Limitations of the technology used for the DCI in the 2018 winter storm led to an analysis of its vulnerabilities, which determined that, during a phone outage, the DCI call line would not function and was not a reliable means of communication. To overcome this deficiency, MUSC Health reviewed alternative systems that could provide reliably accessible communication for high-volume calls. Cisco Webex, already in use at MUSC Health for online collaboration, was selected as an alternative system on which to conduct the DCI. Webex is a cloud-based collaboration service that includes capabilities for voice over Internet protocol (VOIP), online, and video conferencing.
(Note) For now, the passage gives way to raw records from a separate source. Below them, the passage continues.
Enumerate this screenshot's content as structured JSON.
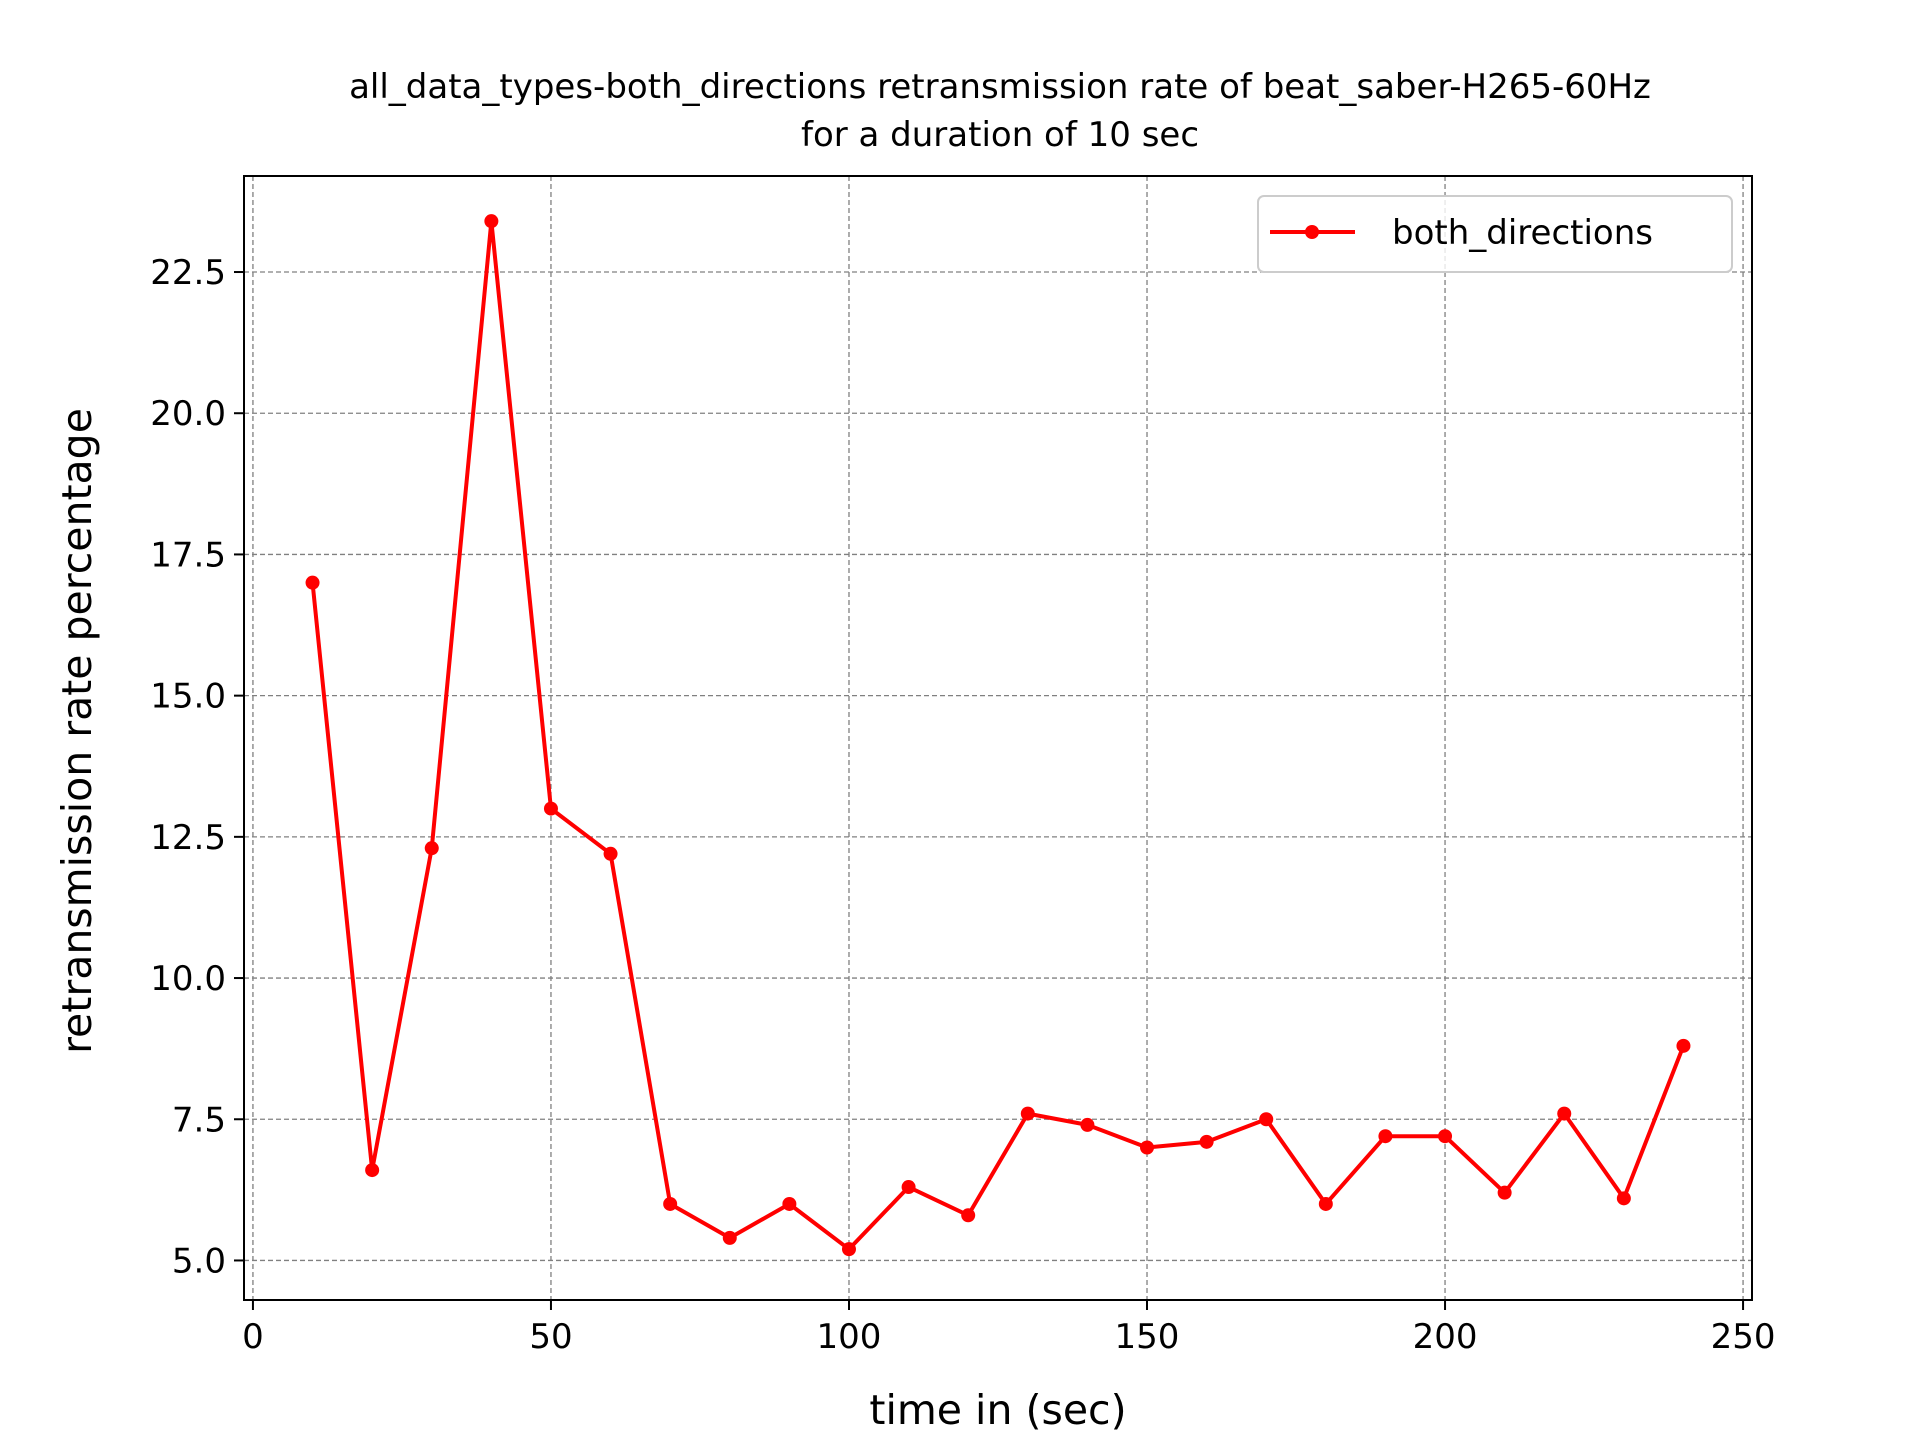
{
  "chart_data": {
    "type": "line",
    "title": [
      "all_data_types-both_directions retransmission rate of beat_saber-H265-60Hz",
      "for a duration of 10 sec"
    ],
    "xlabel": "time in (sec)",
    "ylabel": "retransmission rate percentage",
    "xlim": [
      -1.5,
      251.5
    ],
    "ylim": [
      4.3,
      24.2
    ],
    "xticks": [
      0,
      50,
      100,
      150,
      200,
      250
    ],
    "yticks": [
      5.0,
      7.5,
      10.0,
      12.5,
      15.0,
      17.5,
      20.0,
      22.5
    ],
    "xtick_labels": [
      "0",
      "50",
      "100",
      "150",
      "200",
      "250"
    ],
    "ytick_labels": [
      "5.0",
      "7.5",
      "10.0",
      "12.5",
      "15.0",
      "17.5",
      "20.0",
      "22.5"
    ],
    "grid": true,
    "legend_position": "top-right",
    "series": [
      {
        "name": "both_directions",
        "color": "#ff0000",
        "marker": "circle",
        "x": [
          10,
          20,
          30,
          40,
          50,
          60,
          70,
          80,
          90,
          100,
          110,
          120,
          130,
          140,
          150,
          160,
          170,
          180,
          190,
          200,
          210,
          220,
          230,
          240
        ],
        "y": [
          17.0,
          6.6,
          12.3,
          23.4,
          13.0,
          12.2,
          6.0,
          5.4,
          6.0,
          5.2,
          6.3,
          5.8,
          7.6,
          7.4,
          7.0,
          7.1,
          7.5,
          6.0,
          7.2,
          7.2,
          6.2,
          7.6,
          6.1,
          8.8
        ]
      }
    ]
  }
}
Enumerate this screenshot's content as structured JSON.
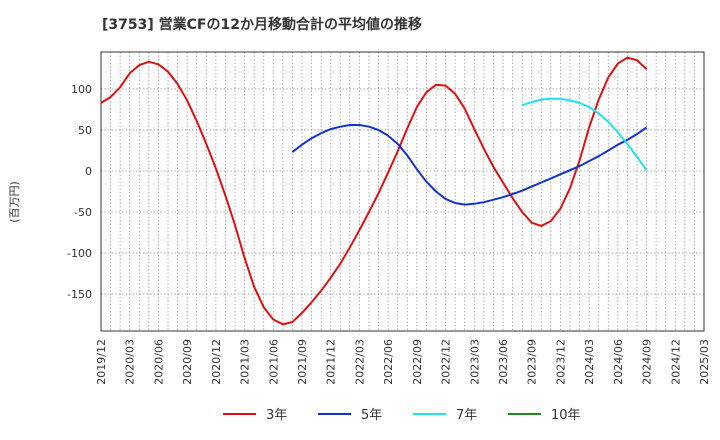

The Webex Audio service allows MUSC Health to include 1000 participants, internal or external callers, in the DCI, thus greatly reducing the likelihood of a responsible leader being unable to report their status. As an existing asset, additional training and costs of using Webex were not required, and the system has worked without issue since being implemented for DCI calls. Though MUSC Health uses Webex, similar products could be used in any organization, including GoToMeeting, Skype, Zoom, among others.

CONCLUSION

The continued development of the MUSC Health DCI as a tool for conducting emergency management communications has resulted in a more transparent and operationally sensitive organization. With the aim of high reliability, the DCI supports familiarity with the emergency management communication process, efficiency of information sharing, and optimal accountability. The use of the DCI as a method of emergency management communication has evolved as different events have presented unique challenges. Through continuous improvement, the DCI as a function of the HEOC effectively streamlines complex communications and actions to ensure that unanticipated events are handled with resilience. From sharing the call during unit huddles, to ensuring accessibility with technology, the DCI has changed the way the MUSC Health HEOC is conducted and will continue to shape and inform methods in the future.